ASYMMETRIC FABRY-PEROT MODULATORS

Several groups in the early and mid-1990’s developed asymmetric Fabry-Perot modulators (AFPMs), generally in this AlGaAs/GaAs same material system [6-11]. Normally, the goal was to lower the voltage drive while improving the contrast ratio.  As such, peak contrast ratios greater than 20 dB (100:1) were observed [6, 7].   Most modulators that have claimed “low voltage operation” in the literature refer to a voltage drive 4 V or greater.  These low voltage designs also have quite small wavelength ranges, sometimes a fraction of a nanometer (e.g. [6]).  Perhaps the best result in the literature is the modulator of Yan et al. [9].  This device used only 2 V drive to achieve a contrast ratio of 3 dB over 5 nm, with a peak contrast of 7 dB (5:1).   Theoretical studies also looked at optimizing these modulators [12-15].

While these results are quite impressive in many regards, our goals were slightly different.  For short distance optical interconnects, it makes more sense to achieve decent contrast ratio over a wide range of wavelengths than to post an extremely high contrast ratio for a small range of wavelengths, as discussed in Chapter 3.  Furthermore, since the epitaxial growth techniques are complicated and expensive, a simpler, thinner epitaxial structure would be more practical and less costly in both time and dollars.  Finally, the thickness of a layer in an epitaxial structure cannot be perfectly determined during the growth.   Variations in conditions, especially temperature, cause variations in thickness and composition that can easily alter the absorption characteristics of the MQW region by several nanometers in wavelength.  Thus we were faced with the challenge of developing both a mathematical handle on a simple AFPM and a practical post-growth experimental technique for adjusting to growth variations.

TRANSFER MATRIX METHOD MODELING

Though this simple analytical solution is intuitively satisfying, in practice a computer simulation proved useful in order to vary several factors simultaneously, such as layer structure, wavelength, voltage, thickness, and refractive index.  The simulation needed to model a 1D stack of materials, representing all the refractive indices and absorptions as complex indices, and solving Maxwell’s Equations.  One of the most time- efficient techniques for solving this problem is called the transfer matrix method.

In the transfer matrix method, a matrix is composed for each layer and each interface, according to the rules for electromagnetic waves in dielectric media according to Maxwell’s equations.  The propagation of the wave and the continuity of the various vector quantities at boundaries can be represented by these matrices.   By successively applying these matrices to each other, it becomes possible to determine not only the

reflection and transmission characteristics of the dielectric stack, but also the electric fields or intensities as a function of distance inside the stack [17].

The software package MATLAB is optimized for matrix manipulation, so many calculations can be done in sequence, enabling optimization routines that run in real time.

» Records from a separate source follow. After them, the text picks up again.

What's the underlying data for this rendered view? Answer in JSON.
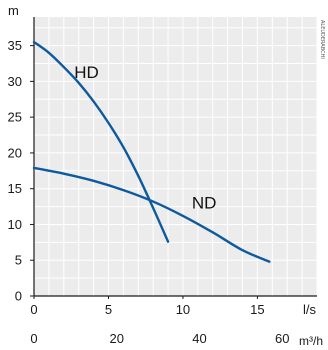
{
  "chart_data": {
    "type": "line",
    "ylabel_unit": "m",
    "x_primary_unit": "l/s",
    "x_secondary_unit": "m³/h",
    "x_primary_ticks": [
      0,
      5,
      10,
      15
    ],
    "x_secondary_ticks": [
      0,
      20,
      40,
      60
    ],
    "y_ticks": [
      0,
      5,
      10,
      15,
      20,
      25,
      30,
      35
    ],
    "xlim": [
      0,
      19
    ],
    "ylim": [
      0,
      39
    ],
    "grid": true,
    "series": [
      {
        "name": "HD",
        "color": "#0d5a9e",
        "x": [
          0,
          1,
          2,
          3,
          4,
          5,
          6,
          7,
          8,
          9
        ],
        "y": [
          35.5,
          34,
          32,
          29.8,
          27.2,
          24.2,
          20.8,
          16.8,
          12.3,
          7.6
        ]
      },
      {
        "name": "ND",
        "color": "#0d5a9e",
        "x": [
          0,
          2,
          4,
          6,
          8,
          10,
          12,
          14,
          15.8
        ],
        "y": [
          17.9,
          17.1,
          16.1,
          14.8,
          13.2,
          11.2,
          8.9,
          6.4,
          4.8
        ]
      }
    ]
  },
  "watermark_text": "ALEUDERABCHI"
}
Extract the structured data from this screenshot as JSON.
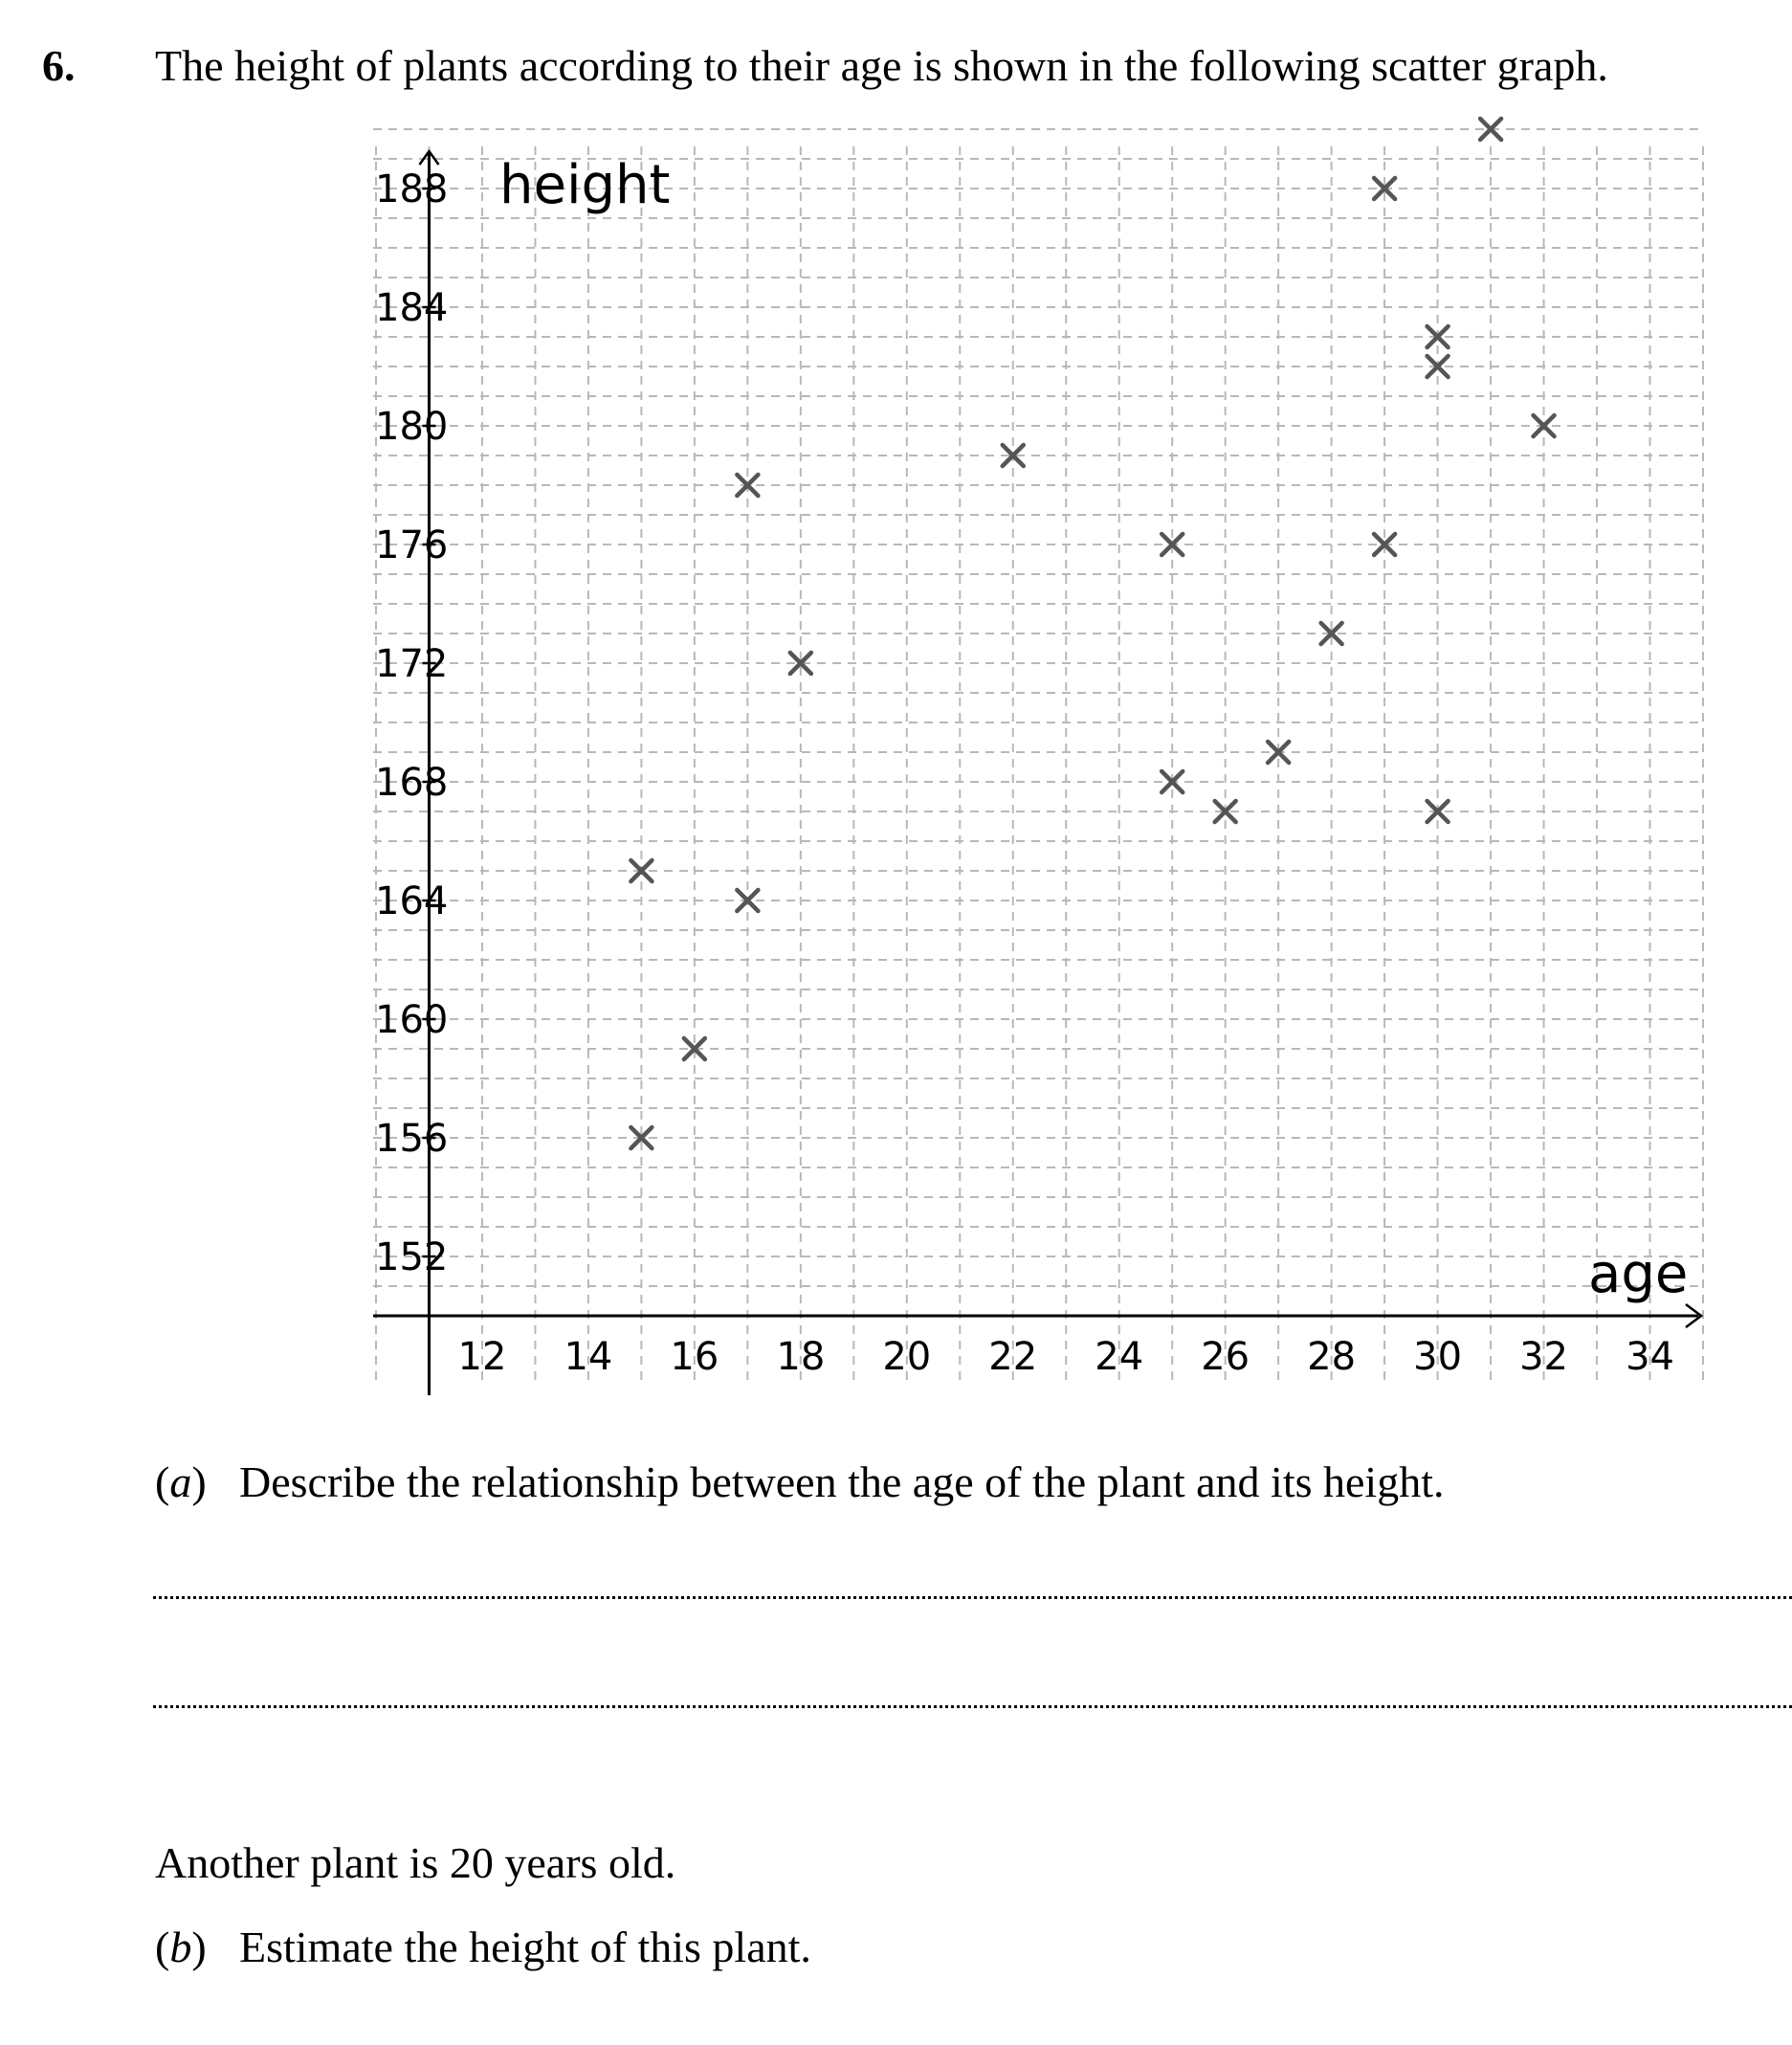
{
  "question": {
    "number": "6.",
    "text": "The height of plants according to their age is shown in the following scatter graph."
  },
  "chart_data": {
    "type": "scatter",
    "xlabel": "age",
    "ylabel": "height",
    "xlim": [
      10,
      35
    ],
    "ylim": [
      150,
      190
    ],
    "x_ticks": [
      12,
      14,
      16,
      18,
      20,
      22,
      24,
      26,
      28,
      30,
      32,
      34
    ],
    "y_ticks": [
      152,
      156,
      160,
      164,
      168,
      172,
      176,
      180,
      184,
      188
    ],
    "grid": true,
    "marker": "x",
    "points": [
      {
        "x": 15,
        "y": 165
      },
      {
        "x": 15,
        "y": 156
      },
      {
        "x": 16,
        "y": 159
      },
      {
        "x": 17,
        "y": 178
      },
      {
        "x": 17,
        "y": 164
      },
      {
        "x": 18,
        "y": 172
      },
      {
        "x": 22,
        "y": 179
      },
      {
        "x": 25,
        "y": 176
      },
      {
        "x": 25,
        "y": 168
      },
      {
        "x": 26,
        "y": 167
      },
      {
        "x": 27,
        "y": 169
      },
      {
        "x": 28,
        "y": 173
      },
      {
        "x": 29,
        "y": 188
      },
      {
        "x": 29,
        "y": 176
      },
      {
        "x": 30,
        "y": 183
      },
      {
        "x": 30,
        "y": 182
      },
      {
        "x": 30,
        "y": 167
      },
      {
        "x": 31,
        "y": 190
      },
      {
        "x": 32,
        "y": 180
      }
    ],
    "colors": {
      "marker": "#555555",
      "grid": "#b8b8b8",
      "axis": "#000000"
    }
  },
  "part_a": {
    "label_open": "(",
    "label_letter": "a",
    "label_close": ")",
    "text": "Describe the relationship between the age of the plant and its height."
  },
  "part_b_intro": "Another plant is 20 years old.",
  "part_b": {
    "label_open": "(",
    "label_letter": "b",
    "label_close": ")",
    "text": "Estimate the height of this plant."
  }
}
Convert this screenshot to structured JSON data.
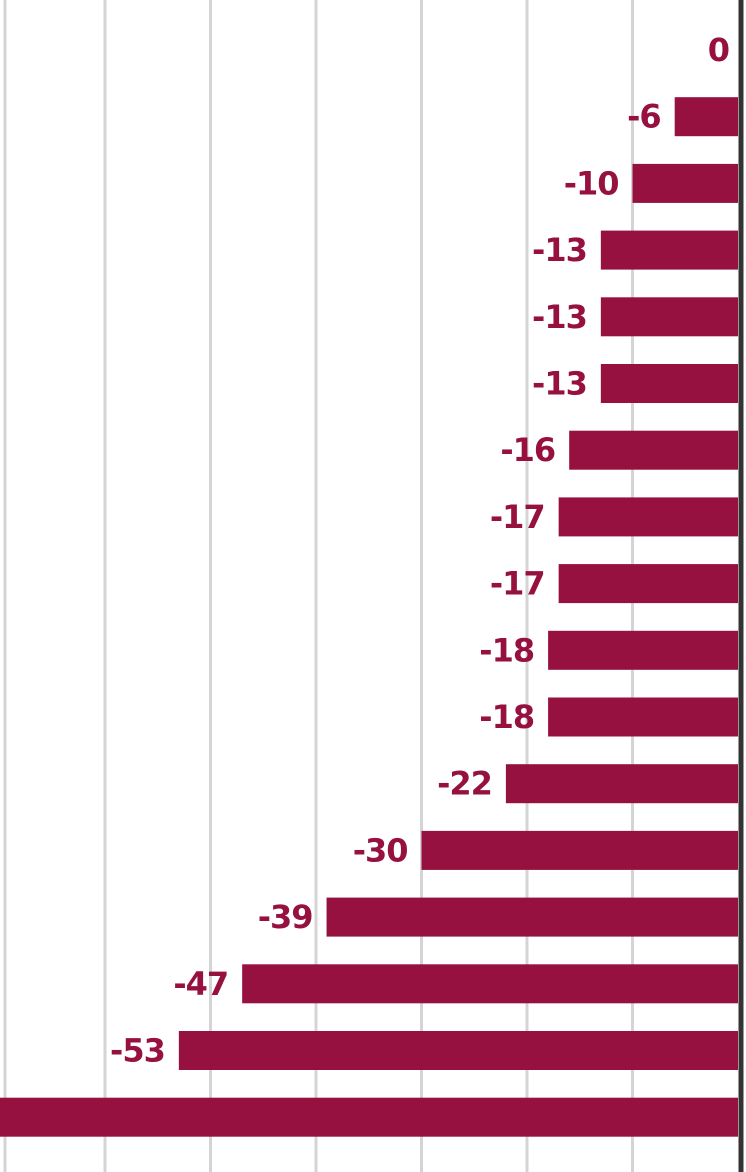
{
  "chart_data": {
    "type": "bar",
    "orientation": "horizontal",
    "values": [
      0,
      -6,
      -10,
      -13,
      -13,
      -13,
      -16,
      -17,
      -17,
      -18,
      -18,
      -22,
      -30,
      -39,
      -47,
      -53,
      -70
    ],
    "data_labels": [
      "0",
      "-6",
      "-10",
      "-13",
      "-13",
      "-13",
      "-16",
      "-17",
      "-17",
      "-18",
      "-18",
      "-22",
      "-30",
      "-39",
      "-47",
      "-53",
      ""
    ],
    "xlim": [
      -70,
      0
    ],
    "grid": true,
    "legend": "none"
  },
  "colors": {
    "bar": "#961040",
    "label": "#961040",
    "grid": "#d4d4d4",
    "axis": "#333333",
    "background": "#ffffff"
  }
}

For example, the thickness of a particular layer can be altered between 100 and 200 nm in steps of only 1 nm, and the entire simulation can still finish in seconds.  Effects such as the Gaussian beam profile of the laser focus can also be included by superposing plane

waves.

For the refractive indices, published values were typically used where available, especially equations for interpolating the index for AlxGa1-xAs.  The MQW region was approximated as a bulk material with a complex index of refraction corresponding to its absorption, derived from the following experimental procedure.  First a p-i-n diode test structure was processed.  Then the device was inserted into our probe station setup and the photocurrent was measured as the voltage across the diode and the wavelength of an incident laser were varied.  Assuming that every photon subtracted from the optical beam corresponded exactly to one electron-hole pair collected electrically, the effective absorption coefficient of the MQW region can be calculated [1].  Then adjustments to the refractive index of the MQW region are derived via the Kramers-Kronig relations.  These steps result in data of the effective absorption coefficient and refractive index of the MQW region as a function of wavelength.  In the transfer matrix simulations, the MQW region was thus approximated as a quasi-bulk material with a complex refractive index that varied as a function of both wavelength and reverse bias.